Analisando a passagem de Fernando Diniz no SPFC

Caros Tricolores, Tri-Campeões Mundiais. Venho por meio desta coluna lhes apresentar uma análise da passagem do nosso treinador, Fernando Diniz. Quero deixar claro que é uma opinião própria e, consequentemente, não é feita em nome do Arquibancada Tricolor, mas sim, minha, que sou um dos integrantes da equipe do site.

De início já digo que não acho que Fernando Diniz deveria estar no comando do São Paulo. É um treinador promissor, como é tido por muita gente, mas ainda precisa de mais experiência para, um dia, treinar o São Paulo como realmente se deve.

Mesmo assim, dou o braço a torcer quando o treinador acerta. Por mais que muita gente, assim como eu, não goste dele (profissionalmente falando), é evidente que temos um padrão de jogo.

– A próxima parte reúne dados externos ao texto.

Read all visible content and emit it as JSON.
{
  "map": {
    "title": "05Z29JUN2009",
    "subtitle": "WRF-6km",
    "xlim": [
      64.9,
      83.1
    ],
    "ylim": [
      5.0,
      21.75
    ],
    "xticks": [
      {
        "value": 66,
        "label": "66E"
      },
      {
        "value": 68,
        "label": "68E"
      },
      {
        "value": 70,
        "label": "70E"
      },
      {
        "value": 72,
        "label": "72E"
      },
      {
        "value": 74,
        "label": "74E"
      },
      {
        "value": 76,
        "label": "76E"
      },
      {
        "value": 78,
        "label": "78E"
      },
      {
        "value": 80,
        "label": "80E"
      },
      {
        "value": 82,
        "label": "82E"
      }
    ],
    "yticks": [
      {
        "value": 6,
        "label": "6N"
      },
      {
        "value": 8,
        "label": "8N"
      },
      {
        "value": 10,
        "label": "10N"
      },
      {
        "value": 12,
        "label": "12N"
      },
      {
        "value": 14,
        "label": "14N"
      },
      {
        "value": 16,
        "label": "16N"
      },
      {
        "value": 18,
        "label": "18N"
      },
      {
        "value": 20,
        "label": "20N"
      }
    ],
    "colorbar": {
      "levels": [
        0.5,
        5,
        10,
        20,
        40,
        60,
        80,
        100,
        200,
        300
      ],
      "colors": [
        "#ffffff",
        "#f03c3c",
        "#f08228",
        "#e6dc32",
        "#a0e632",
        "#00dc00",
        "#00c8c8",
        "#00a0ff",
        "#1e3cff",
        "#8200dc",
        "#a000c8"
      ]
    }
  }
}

Estive presente apenas em uma partida desta temporada. Foi diante da Ferroviária, em Araraquara, na terceira rodada do Paulistão. Naquela partida, pude analisar friamente as duas equipes e deu pra entender a ideia proposta por Diniz.

O São Paulo prioriza a posse de bola no campo defensivo, trocando passes entre os volantes, zagueiros, laterais e o goleiro. Desta forma, o adversário é induzido a pressionar nossa saída de bola, algo já treinado. Com isso, a defesa lança a bola aos atacantes nas costas da defesa adversária, deixando sempre os atacantes na cara do gol e, geralmente, sozinhos. É claro, não é uma jogada que garante 100% de acerto mas, além de ser inteligente, não deixa de ser um padrão de jogo.






O problema em questão é que temos apenas esta jogada. Ainda não desenvolvemos alternativas, ou seja, em dado momento o nosso padrão de jogo será manjado pelos adversários e aí a coisa complica.

Óbvio, outras jogadas surgem naturalmente, os jogadores são profissionais do desporto e no calor do jogo, buscam alternativas. No entanto, a maioria delas surgem sem terem sido treinadas antes, o que diminui drasticamente a chance de acerto.

Além da questão tática, Diniz também tem um aspecto considerável no que tange o lado pessoal dos atletas. Por onde passou, Diniz sempre é benquisto e elogiado pelos atletas. Tanto na intensidade de treino, quanto na forma como o treinador trata seus jogadores. Graduado em psicologia, Fernando Diniz é tido como um grande amigo dentro do clube, sempre buscando o melhor ambiente interno possível.

Vale ressaltar que Fernando Diniz foi um nome bastante solicitado pelos jogadores do São Paulo que, na época, estava a ponto de efetivar Vagner Mancini como treinador, uma vez que este era coordenador técnico do Tricolor. Houveram até alguns áudios vazados de Vagner Mancini, que geraram certo desconforto no Morumbi.

Apesar dos pesares, Fernando Diniz tem boas chances de ter sucesso no São Paulo. Mesmo sendo um técnico ainda limitado, na minha opinião, o elenco que tem à disposição o ajuda a ter sucesso em suas ideias. A questão é a paciência da torcida e dos diretores do clube que, no desespero por bons resultados, podem demití-lo.

O aproveitamento de Fernando Diniz no Tricolor é superior a 55%, o que o coloca entre os melhores treinadores que tivemos desde a saída de Muricy em 2009.